AC 483. Financial Acctg & Reporting Adv Problems. 3 Hours.

This course covers current official pronouncements and procedures accepted by the AICPA and the FASB. Comprehensive in depth and inter-area problems are explored and solved; topics include accounting theory, pensions, leases, inventories, current assets and current liabilities, fixed assets, deferred taxes, stockholders’ equity, foreign currency transactions and translations, investments, and partnerships. Prerequisite(s): AC 301 and AC 302 and AC 331 and AC 441 and AC 442 and College Level=Senior.

AC 484. Acctg & Reprtg & Consolidation Adv Problems. 3 Hours.

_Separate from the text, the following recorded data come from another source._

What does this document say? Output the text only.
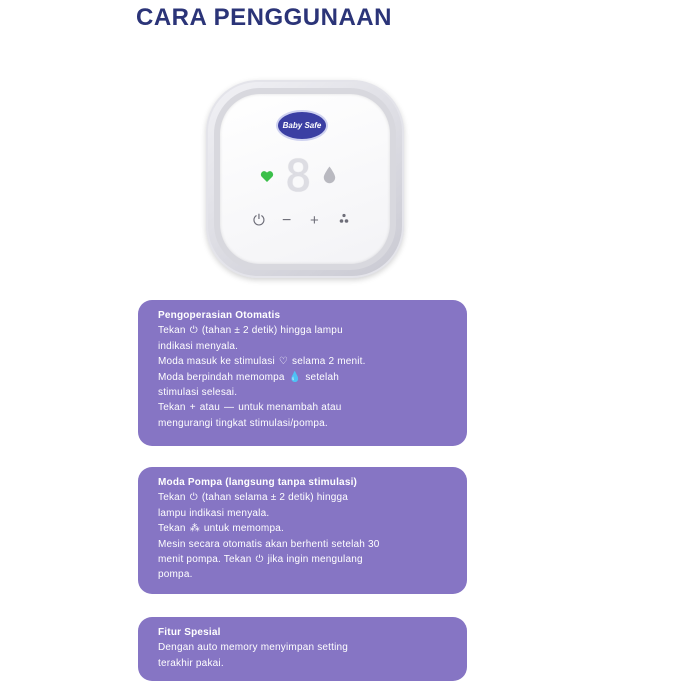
CARA PENGGUNAAN
Baby Safe
8
⏻ − +
Pengoperasian Otomatis
Tekan ⏻ (tahan ± 2 detik) hingga lampu
indikasi menyala.
Moda masuk ke stimulasi ♡ selama 2 menit.
Moda berpindah memompa 💧 setelah
stimulasi selesai.
Tekan + atau — untuk menambah atau
mengurangi tingkat stimulasi/pompa.
Moda Pompa (langsung tanpa stimulasi)
Tekan ⏻ (tahan selama ± 2 detik) hingga
lampu indikasi menyala.
Tekan ⁂ untuk memompa.
Mesin secara otomatis akan berhenti setelah 30
menit pompa. Tekan ⏻ jika ingin mengulang
pompa.
Fitur Spesial
Dengan auto memory menyimpan setting
terakhir pakai.
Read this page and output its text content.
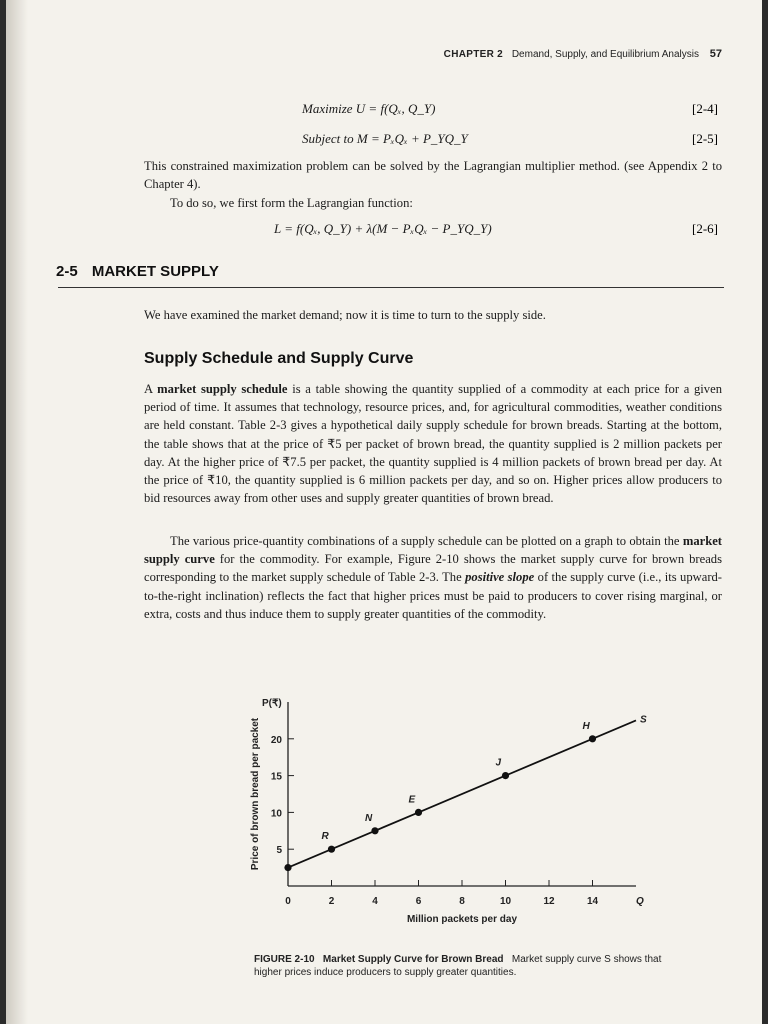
CHAPTER 2 Demand, Supply, and Equilibrium Analysis 57
Maximize U = f(Qₓ, Q_Y)	[2-4]
Subject to M = PₓQₓ + P_YQ_Y	[2-5]

This constrained maximization problem can be solved by the Lagrangian multiplier method. (see Appendix 2 to Chapter 4).

To do so, we first form the Lagrangian function:

L = f(Qₓ, Q_Y) + λ(M − PₓQₓ − P_YQ_Y)	[2-6]
2-5 MARKET SUPPLY

We have examined the market demand; now it is time to turn to the supply side.

Supply Schedule and Supply Curve

A market supply schedule is a table showing the quantity supplied of a commodity at each price for a given period of time. It assumes that technology, resource prices, and, for agricultural commodities, weather conditions are held constant. Table 2-3 gives a hypothetical daily supply schedule for brown breads. Starting at the bottom, the table shows that at the price of ₹5 per packet of brown bread, the quantity supplied is 2 million packets per day. At the higher price of ₹7.5 per packet, the quantity supplied is 4 million packets of brown bread per day. At the price of ₹10, the quantity supplied is 6 million packets per day, and so on. Higher prices allow producers to bid resources away from other uses and supply greater quantities of brown bread.

The various price-quantity combinations of a supply schedule can be plotted on a graph to obtain the market supply curve for the commodity. For example, Figure 2-10 shows the market supply curve for brown breads corresponding to the market supply schedule of Table 2-3. The positive slope of the supply curve (i.e., its upward-to-the-right inclination) reflects the fact that higher prices must be paid to producers to cover rising marginal, or extra, costs and thus induce them to supply greater quantities of the commodity.

0	2	4	6	8	10	12	14
5
10
15
20
P(₹)
Q
Million packets per day
Price of brown bread per packet	R
N
E
J
H
S
FIGURE 2-10 Market Supply Curve for Brown Bread Market supply curve S shows that higher prices induce producers to supply greater quantities.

This course covers current official pronouncements and current procedures accepted by the AICPA, the IRS, the FASB, the GASB and the Cost Accounting Standards Board. Comprehensive in depth and inter-area problems are explored and solved. Topics include: consolidations, cost accounting, accounting for governmental and nonprofit organizations, and individual and corporate taxes. Prerequisite(s): AC 301 and AC 302 and AC 331 and AC 441 and AC 442 and College Level=Senior.

AC 499. Accounting Seminar. 3 Hours.

The instructor and the student develop the subject matter of this course. The material covered consists of current issues and developments and must be relevant to the accounting field.